The two organisations made the call on Sunday as part of activities to commemorate the 2025 World Ocean Day.
Miss Kome Odhomor, Media/Communications Lead at HOMEF, quoted Dr Nnimmo Bassey, Executive Director, HOMEF, an ecology focused group, as saying that the oceans play significant roles in environmental and climate systems.
Bassey also underscored the importance of the World Ocean Day, celebrated annually on June 8, to drum support for the protection of oceans.
He noted that the oceans and other water bodies were continuously subjected to barrage of assaults at local, national, and international levels.
According to him, the concept that the ocean recycles itself and acts as a greenhouse gas sink has been misconstrued to mean that the ocean can filter and clean itself no matter what is dumped in it.
“The oceans and other water bodies have become dumpsites for all sorts of polluting and extreme exploitation.
“There are several unusual activities going on in our waters that must not be allowed to continue if we want a healthy ocean and planet.”
Bassey also said that corporate interests have been substituted for national and people-centred interests, as communities living along the coasts bear the brunt of such abnormalities.
“Now is the time for all to rise to the occasion to protect the oceans. The continued burning of the Ororo Oil well over a period of five years is a sad commentary on our waters,” he said.
The HOMEF executive director further said that beyond the ocean’s diverse faces, Pacific, Atlantic, Indian, Arctic, and Southern, the ocean was connected to and interacts with other comparatively smaller surface water bodies, like the seas, gulfs, bays, lagoons, estuaries, and groundwater systems.
He explained that the oceans ecosystems supply a substantial amount of oxygen to the atmosphere and offer various services that ensure the survival of all species on Earth.

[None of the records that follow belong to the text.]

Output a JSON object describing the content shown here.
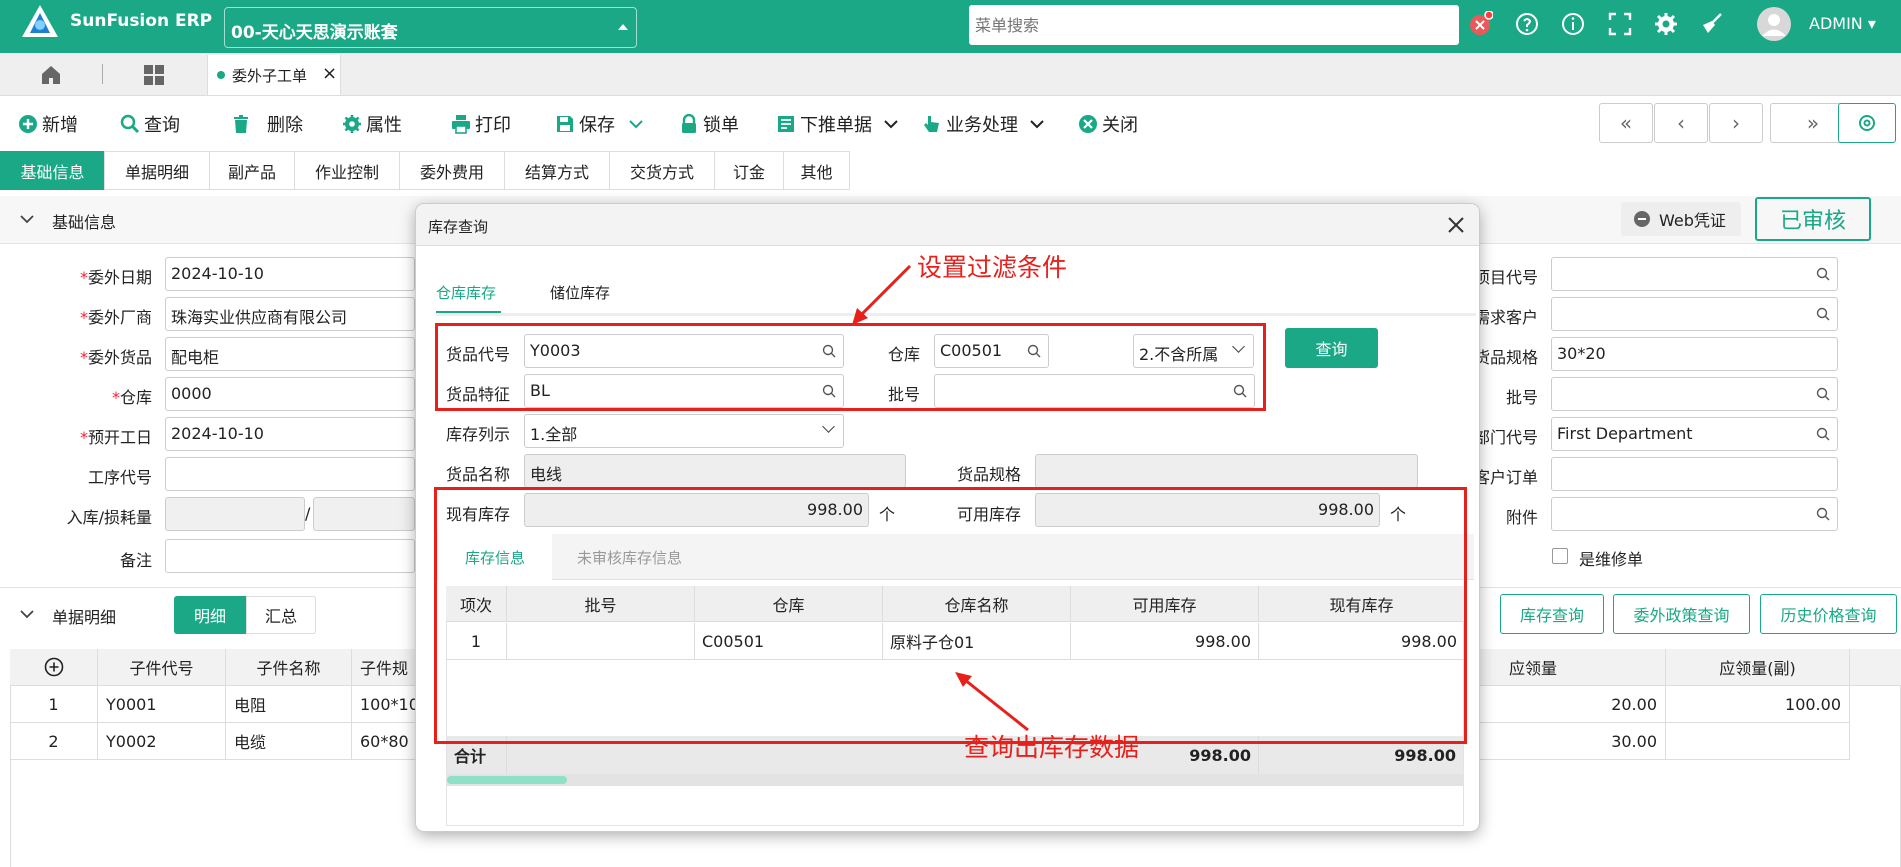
{
  "app": {
    "title": "SunFusion ERP",
    "account": "00-天心天思演示账套",
    "search_placeholder": "菜单搜索",
    "user": "ADMIN"
  },
  "tabs": {
    "doc_tab": "委外子工单"
  },
  "toolbar": {
    "add": "新增",
    "query": "查询",
    "delete": "删除",
    "props": "属性",
    "print": "打印",
    "save": "保存",
    "lock": "锁单",
    "push": "下推单据",
    "business": "业务处理",
    "close": "关闭"
  },
  "form_tabs": [
    "基础信息",
    "单据明细",
    "副产品",
    "作业控制",
    "委外费用",
    "结算方式",
    "交货方式",
    "订金",
    "其他"
  ],
  "basic": {
    "section_title": "基础信息",
    "web_voucher": "Web凭证",
    "status": "已审核",
    "left_fields": [
      {
        "label": "委外日期",
        "value": "2024-10-10",
        "required": true
      },
      {
        "label": "委外厂商",
        "value": "珠海实业供应商有限公司",
        "required": true
      },
      {
        "label": "委外货品",
        "value": "配电柜",
        "required": true
      },
      {
        "label": "仓库",
        "value": "0000",
        "required": true
      },
      {
        "label": "预开工日",
        "value": "2024-10-10",
        "required": true
      },
      {
        "label": "工序代号",
        "value": "",
        "required": false
      },
      {
        "label": "入库/损耗量",
        "value": "",
        "required": false
      },
      {
        "label": "备注",
        "value": "",
        "required": false
      }
    ],
    "right_fields": [
      {
        "label": "项目代号",
        "value": ""
      },
      {
        "label": "需求客户",
        "value": ""
      },
      {
        "label": "货品规格",
        "value": "30*20"
      },
      {
        "label": "批号",
        "value": ""
      },
      {
        "label": "部门代号",
        "value": "First Department"
      },
      {
        "label": "客户订单",
        "value": ""
      },
      {
        "label": "附件",
        "value": ""
      }
    ],
    "repair_checkbox": "是维修单"
  },
  "detail": {
    "section_title": "单据明细",
    "toggle_detail": "明细",
    "toggle_summary": "汇总",
    "buttons": [
      "库存查询",
      "委外政策查询",
      "历史价格查询"
    ],
    "columns_left": [
      "子件代号",
      "子件名称",
      "子件规"
    ],
    "columns_right": [
      "应领量",
      "应领量(副)"
    ],
    "rows": [
      {
        "no": "1",
        "code": "Y0001",
        "name": "电阻",
        "spec": "100*10",
        "qty": "20.00",
        "qty2": "100.00"
      },
      {
        "no": "2",
        "code": "Y0002",
        "name": "电缆",
        "spec": "60*80",
        "qty": "30.00",
        "qty2": ""
      }
    ]
  },
  "dialog": {
    "title": "库存查询",
    "tab_active": "仓库库存",
    "tab_other": "储位库存",
    "item_code_label": "货品代号",
    "item_code": "Y0003",
    "warehouse_label": "仓库",
    "warehouse": "C00501",
    "scope": "2.不含所属",
    "query_button": "查询",
    "feature_label": "货品特征",
    "feature": "BL",
    "batch_label": "批号",
    "batch": "",
    "list_label": "库存列示",
    "list_value": "1.全部",
    "item_name_label": "货品名称",
    "item_name": "电线",
    "item_spec_label": "货品规格",
    "item_spec": "",
    "onhand_label": "现有库存",
    "onhand": "998.00",
    "unit": "个",
    "available_label": "可用库存",
    "available": "998.00",
    "inner_tab_active": "库存信息",
    "inner_tab_other": "未审核库存信息",
    "columns": [
      "项次",
      "批号",
      "仓库",
      "仓库名称",
      "可用库存",
      "现有库存"
    ],
    "rows": [
      {
        "no": "1",
        "batch": "",
        "wh": "C00501",
        "wh_name": "原料子仓01",
        "available": "998.00",
        "onhand": "998.00"
      }
    ],
    "total_label": "合计",
    "total_available": "998.00",
    "total_onhand": "998.00",
    "annotation_filter": "设置过滤条件",
    "annotation_result": "查询出库存数据"
  }
}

He noted that as the world observes World Ocean Day with the theme “Wonder: Sustaining What Sustains Us”, it was time for humans to reflect on their exploitative, violent, and destructive relationship with the ocean and embrace a new beginning.
Similarly, Stephen Oduware, Coordinator of the Fishnet Alliance, a network of fishers across Africa, said that industrial fishing takes place in the ocean.
“The two major sides of the ocean bordering Africa, the Atlantic and Indian, along with their associated gulfs, are experiencing shortfalls in fishing due to vested and powerful interests.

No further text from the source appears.